The threat of being taken over – Dubai has the world’s largest man-made oil refinery at the Sheikh Zayed mosque. Oil accounts for approximately ninety percent of the city’s gross domestic product. Without oil, Dubai would not be able to support its strong economic system and the national currency, Dubai dollars, since international trade is very important for the country’s development. The loss of oil sales to neighboring countries has forced some of the world’s biggest banks to rethink their investments in Dubai real estate but the incentives offered by the government bowing to pressure from the global community have helped the city to weather the storm.
The fear factor – Buyers are not necessarily motivated by the prospect of getting an extravagant house. They are motivated by the thought of having a secure future in a place where they can raise their family without worries about job security or living in a place where crime rates are extremely low. A development like Dubai, with its vibrant and thriving city life, its infrastructure-well-maintained, safe neighborhoods, easy availability of jobs, education, and healthcare and excellent tax benefits, can be hard to pass up for many prospective buyers. Off-plan incentives such as the FDI in the form of freehold purchase and low property charges attract many buyers who are not so keen on the price appreciation factor, but they do appreciate the fact that they can rent a home for a comfortable price while making a substantial profit during the term of the contract.
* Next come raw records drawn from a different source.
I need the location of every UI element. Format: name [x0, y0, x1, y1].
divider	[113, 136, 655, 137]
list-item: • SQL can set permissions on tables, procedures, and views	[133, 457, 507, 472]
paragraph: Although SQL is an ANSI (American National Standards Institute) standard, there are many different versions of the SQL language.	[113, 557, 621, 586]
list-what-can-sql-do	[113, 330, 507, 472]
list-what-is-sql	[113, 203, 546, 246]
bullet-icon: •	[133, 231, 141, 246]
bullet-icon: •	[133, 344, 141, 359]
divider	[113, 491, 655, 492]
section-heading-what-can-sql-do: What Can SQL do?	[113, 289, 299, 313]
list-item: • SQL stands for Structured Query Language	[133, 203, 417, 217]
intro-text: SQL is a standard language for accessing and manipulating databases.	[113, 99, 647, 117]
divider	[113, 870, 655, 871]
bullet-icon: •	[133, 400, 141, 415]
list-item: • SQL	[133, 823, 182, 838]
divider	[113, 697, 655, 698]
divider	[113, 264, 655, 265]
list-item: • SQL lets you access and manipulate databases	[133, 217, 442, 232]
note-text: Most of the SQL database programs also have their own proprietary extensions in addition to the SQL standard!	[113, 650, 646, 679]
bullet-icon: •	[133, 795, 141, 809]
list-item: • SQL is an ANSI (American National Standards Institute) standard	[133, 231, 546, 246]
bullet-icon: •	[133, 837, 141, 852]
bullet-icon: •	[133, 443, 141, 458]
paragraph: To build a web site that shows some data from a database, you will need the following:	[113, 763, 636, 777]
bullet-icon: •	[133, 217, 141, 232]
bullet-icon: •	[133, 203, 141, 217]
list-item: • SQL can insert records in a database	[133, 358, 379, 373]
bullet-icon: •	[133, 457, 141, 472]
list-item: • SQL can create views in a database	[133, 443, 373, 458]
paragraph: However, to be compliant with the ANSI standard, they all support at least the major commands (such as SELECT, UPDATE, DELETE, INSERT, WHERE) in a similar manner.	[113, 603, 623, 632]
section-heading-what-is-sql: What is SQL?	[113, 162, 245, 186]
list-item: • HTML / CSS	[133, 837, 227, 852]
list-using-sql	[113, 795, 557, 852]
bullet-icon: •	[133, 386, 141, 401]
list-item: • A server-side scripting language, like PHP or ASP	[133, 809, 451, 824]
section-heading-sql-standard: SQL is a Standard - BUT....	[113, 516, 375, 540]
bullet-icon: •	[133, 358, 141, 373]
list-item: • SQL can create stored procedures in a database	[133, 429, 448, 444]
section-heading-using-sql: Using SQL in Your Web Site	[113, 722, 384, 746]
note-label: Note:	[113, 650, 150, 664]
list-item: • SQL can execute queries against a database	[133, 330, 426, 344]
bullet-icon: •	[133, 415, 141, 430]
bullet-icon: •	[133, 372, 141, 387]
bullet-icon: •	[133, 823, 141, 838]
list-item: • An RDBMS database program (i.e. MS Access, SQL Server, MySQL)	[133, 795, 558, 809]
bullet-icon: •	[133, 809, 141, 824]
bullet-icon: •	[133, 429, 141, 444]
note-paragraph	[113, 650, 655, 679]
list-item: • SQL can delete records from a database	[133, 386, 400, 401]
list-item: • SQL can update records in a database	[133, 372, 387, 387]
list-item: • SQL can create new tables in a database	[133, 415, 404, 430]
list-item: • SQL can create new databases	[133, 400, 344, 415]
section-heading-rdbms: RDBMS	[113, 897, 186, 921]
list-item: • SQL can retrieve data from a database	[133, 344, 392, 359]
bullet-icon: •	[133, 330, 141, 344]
The positive mood in the market might be short lived however. Dubai could face a correction in the rate of growth of the economy. The government needs to consider measures to mitigate the impact of the off-plan incentives on the price of properties for sale. This could lead to a squeeze in supply, with the result that prices may go up again in coming years, if not sooner. Home sellers in Dubai therefore need to brace themselves for the possibility of higher rates of property appreciation, and plan their purchases wisely before investing.